Gift is great if you roll a 5-6, reducing strength and toughness by 1 means they practically can't hurt you in combat while you can smush them. 
But again as Luke says this can be very expensive for something that MIGHT help you into combat or help you during combat. 

But again, it should be a personal choice, not just because everyone tells you to get bikes. If you want them go for it, if not don't bother.


----------



## Ragewind (Aug 3, 2008)

Chaos Bikes are very good overall in this edition

a example

Bikers w/ MoK will give you 60+ attacks on the charge

30 from the Bikers
20 from the Mark
10 from Hammer of Wrath

All of the marks have great potential, really taking 10-20 in a army will only help you


----------



## Mossy Toes (Jun 8, 2009)

Ragewind said:


> Chaos Bikes are very good overall in this edition
> 
> a example
> 
> ...


Noooot quite.

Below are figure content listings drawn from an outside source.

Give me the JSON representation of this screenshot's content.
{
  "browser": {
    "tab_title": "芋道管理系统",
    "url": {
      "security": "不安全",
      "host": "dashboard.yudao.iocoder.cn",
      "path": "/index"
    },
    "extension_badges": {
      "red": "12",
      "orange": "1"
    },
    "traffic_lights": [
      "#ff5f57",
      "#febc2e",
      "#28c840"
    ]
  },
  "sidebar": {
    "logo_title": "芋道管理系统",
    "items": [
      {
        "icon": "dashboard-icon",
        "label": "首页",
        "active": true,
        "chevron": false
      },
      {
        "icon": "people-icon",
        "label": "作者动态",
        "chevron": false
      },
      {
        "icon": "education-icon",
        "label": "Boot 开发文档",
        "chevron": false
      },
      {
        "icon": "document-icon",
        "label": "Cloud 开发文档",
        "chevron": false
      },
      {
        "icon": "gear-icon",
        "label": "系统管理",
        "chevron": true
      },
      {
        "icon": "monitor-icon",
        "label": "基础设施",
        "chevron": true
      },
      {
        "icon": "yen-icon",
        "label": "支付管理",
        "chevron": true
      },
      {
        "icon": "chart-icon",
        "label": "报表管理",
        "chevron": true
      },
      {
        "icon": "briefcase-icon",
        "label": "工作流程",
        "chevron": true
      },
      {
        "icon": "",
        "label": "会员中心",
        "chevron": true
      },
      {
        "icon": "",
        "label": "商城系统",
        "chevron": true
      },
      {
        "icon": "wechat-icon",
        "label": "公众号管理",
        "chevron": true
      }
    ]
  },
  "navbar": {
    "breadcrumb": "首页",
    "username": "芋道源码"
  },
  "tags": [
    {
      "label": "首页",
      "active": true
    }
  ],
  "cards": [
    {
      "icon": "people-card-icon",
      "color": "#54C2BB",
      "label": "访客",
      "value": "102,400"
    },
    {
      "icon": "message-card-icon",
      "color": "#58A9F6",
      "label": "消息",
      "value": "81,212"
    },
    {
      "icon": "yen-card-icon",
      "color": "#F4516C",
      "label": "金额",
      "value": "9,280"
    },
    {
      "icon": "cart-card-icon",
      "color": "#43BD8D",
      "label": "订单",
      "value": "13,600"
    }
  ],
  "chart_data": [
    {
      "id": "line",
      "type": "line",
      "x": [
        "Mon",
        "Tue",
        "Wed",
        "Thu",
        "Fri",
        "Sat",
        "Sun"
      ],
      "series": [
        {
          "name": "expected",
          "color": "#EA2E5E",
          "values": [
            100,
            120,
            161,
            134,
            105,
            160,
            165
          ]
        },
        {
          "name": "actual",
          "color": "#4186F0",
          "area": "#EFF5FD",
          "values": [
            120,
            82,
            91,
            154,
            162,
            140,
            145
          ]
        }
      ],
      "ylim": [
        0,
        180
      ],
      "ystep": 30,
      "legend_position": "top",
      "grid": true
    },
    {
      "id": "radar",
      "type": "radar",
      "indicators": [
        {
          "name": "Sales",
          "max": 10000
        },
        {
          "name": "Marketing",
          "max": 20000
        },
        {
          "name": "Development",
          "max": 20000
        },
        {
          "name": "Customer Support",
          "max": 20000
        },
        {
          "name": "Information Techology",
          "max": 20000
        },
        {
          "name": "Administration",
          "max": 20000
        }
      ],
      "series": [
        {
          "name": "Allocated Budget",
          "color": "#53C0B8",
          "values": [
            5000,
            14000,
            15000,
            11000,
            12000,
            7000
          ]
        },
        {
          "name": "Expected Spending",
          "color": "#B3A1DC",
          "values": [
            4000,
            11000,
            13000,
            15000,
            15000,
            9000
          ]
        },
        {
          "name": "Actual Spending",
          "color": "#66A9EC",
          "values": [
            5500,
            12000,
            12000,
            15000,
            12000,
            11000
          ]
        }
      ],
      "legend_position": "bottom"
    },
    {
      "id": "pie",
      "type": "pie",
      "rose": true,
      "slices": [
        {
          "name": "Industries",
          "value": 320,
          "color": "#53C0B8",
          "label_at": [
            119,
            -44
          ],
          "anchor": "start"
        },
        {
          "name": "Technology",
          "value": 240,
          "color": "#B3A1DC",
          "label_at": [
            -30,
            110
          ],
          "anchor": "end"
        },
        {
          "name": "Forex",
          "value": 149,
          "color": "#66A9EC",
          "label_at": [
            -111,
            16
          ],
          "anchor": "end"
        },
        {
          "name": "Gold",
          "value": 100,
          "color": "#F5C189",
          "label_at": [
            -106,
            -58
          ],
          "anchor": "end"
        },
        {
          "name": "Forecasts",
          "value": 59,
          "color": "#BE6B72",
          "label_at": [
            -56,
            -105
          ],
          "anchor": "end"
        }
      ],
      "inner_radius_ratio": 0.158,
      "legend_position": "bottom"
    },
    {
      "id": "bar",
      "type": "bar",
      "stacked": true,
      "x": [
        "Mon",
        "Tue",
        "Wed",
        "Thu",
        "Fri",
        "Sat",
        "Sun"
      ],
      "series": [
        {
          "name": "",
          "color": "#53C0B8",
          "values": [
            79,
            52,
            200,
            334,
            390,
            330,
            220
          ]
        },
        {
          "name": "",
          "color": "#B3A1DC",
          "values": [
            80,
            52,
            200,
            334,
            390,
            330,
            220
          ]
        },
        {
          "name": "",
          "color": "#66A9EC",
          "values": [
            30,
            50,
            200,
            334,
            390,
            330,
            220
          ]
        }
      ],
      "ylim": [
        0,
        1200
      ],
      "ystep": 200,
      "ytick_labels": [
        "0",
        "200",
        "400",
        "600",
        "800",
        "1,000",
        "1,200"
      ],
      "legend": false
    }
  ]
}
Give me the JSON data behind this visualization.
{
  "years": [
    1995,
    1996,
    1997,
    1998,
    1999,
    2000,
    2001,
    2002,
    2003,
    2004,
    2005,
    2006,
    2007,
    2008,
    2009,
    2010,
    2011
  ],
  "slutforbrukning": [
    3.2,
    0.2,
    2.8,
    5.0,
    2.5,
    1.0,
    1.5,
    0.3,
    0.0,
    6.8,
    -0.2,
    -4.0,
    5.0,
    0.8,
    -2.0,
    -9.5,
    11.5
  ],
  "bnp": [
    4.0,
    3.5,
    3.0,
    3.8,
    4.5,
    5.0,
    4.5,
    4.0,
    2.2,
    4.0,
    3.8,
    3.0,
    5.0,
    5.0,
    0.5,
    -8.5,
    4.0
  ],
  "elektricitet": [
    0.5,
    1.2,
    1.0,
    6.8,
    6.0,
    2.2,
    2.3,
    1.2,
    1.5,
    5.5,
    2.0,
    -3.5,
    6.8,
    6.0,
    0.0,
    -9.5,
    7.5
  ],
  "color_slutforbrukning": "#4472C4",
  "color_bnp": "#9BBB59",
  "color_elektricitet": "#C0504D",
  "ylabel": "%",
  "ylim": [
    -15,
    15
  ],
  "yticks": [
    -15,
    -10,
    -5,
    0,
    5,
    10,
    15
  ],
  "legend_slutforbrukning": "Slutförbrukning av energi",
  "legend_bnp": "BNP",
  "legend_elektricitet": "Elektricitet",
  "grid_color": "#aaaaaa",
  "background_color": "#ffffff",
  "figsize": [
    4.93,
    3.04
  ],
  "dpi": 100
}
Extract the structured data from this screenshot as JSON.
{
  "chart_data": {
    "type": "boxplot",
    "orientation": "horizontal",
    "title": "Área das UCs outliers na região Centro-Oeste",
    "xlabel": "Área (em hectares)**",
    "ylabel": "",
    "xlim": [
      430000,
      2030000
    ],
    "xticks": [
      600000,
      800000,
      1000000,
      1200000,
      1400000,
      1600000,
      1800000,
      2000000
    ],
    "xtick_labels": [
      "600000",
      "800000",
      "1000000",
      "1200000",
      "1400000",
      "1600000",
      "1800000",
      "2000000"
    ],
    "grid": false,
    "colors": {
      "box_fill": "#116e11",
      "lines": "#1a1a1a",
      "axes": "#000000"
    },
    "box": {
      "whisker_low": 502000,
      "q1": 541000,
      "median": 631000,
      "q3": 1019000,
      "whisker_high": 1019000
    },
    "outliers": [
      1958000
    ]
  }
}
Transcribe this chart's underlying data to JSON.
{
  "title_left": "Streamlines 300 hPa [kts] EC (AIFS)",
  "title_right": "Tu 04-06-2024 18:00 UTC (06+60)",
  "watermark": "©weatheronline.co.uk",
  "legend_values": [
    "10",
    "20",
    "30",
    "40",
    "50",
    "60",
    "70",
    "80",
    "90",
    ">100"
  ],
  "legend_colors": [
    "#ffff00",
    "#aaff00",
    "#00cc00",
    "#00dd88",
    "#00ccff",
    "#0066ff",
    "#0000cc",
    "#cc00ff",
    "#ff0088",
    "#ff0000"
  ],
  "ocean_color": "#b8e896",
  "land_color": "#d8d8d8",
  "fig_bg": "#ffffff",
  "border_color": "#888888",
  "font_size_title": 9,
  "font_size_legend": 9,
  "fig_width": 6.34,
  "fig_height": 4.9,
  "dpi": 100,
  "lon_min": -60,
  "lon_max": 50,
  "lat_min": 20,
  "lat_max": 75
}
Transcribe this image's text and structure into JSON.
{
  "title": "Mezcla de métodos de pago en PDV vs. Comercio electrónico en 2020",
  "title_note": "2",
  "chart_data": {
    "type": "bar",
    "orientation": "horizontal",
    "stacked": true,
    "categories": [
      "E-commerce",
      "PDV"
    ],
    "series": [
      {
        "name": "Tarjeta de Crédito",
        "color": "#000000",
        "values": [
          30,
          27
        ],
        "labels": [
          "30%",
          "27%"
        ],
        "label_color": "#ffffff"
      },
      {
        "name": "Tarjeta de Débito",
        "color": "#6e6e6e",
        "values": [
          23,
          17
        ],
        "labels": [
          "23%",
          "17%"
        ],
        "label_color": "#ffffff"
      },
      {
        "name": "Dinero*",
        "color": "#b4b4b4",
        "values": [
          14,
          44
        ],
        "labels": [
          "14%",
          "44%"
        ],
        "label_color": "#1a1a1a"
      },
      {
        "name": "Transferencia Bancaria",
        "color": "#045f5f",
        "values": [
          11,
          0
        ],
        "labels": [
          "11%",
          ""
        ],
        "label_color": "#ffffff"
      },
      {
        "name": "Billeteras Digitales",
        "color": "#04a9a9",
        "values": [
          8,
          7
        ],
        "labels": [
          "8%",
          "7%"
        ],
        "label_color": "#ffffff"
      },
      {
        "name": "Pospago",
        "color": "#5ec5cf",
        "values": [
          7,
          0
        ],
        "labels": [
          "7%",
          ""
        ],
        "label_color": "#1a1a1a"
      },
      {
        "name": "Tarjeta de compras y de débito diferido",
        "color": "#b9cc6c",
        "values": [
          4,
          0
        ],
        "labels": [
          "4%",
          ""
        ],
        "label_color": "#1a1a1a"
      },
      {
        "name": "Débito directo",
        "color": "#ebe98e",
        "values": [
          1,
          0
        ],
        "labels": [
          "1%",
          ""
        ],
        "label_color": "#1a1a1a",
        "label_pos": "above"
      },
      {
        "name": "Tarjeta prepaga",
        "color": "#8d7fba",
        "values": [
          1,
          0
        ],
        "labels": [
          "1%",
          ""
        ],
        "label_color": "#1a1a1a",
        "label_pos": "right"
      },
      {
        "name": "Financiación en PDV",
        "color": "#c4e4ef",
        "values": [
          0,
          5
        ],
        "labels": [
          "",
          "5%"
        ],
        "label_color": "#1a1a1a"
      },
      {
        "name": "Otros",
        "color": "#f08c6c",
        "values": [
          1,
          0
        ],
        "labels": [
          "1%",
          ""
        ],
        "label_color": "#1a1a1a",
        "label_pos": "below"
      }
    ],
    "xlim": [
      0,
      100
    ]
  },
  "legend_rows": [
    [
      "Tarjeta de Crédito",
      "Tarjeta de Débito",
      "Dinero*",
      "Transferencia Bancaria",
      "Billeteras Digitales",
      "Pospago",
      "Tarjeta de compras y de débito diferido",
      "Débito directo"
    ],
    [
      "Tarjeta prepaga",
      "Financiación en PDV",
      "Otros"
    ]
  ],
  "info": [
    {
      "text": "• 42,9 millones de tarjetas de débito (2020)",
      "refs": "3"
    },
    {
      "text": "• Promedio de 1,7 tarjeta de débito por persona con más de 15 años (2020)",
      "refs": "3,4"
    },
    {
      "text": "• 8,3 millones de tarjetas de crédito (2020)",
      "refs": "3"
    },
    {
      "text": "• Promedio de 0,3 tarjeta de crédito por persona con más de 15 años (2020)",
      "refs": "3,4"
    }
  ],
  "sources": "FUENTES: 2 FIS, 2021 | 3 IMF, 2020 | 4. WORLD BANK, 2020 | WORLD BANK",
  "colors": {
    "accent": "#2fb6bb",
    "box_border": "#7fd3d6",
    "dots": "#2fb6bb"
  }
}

Make that:

Bikers w/ MoK will give you 51 attacks on the charge

21 from the Bikers (inc. Champ)
20 from the Mark
10 from Hammer of Wrath

Plus 20 bolter shots which can reroll to hit.


----------



## Ragewind (Aug 3, 2008)

Mossy Toes said:


> Noooot quite. Make that:
> 
> Bikers w/ MoK will give you 51 attacks on the charge
> 
> ...


In my mind I included the Bolter shots but assumed the Bikers don't have a CCW and Pistol hence the 30.


----------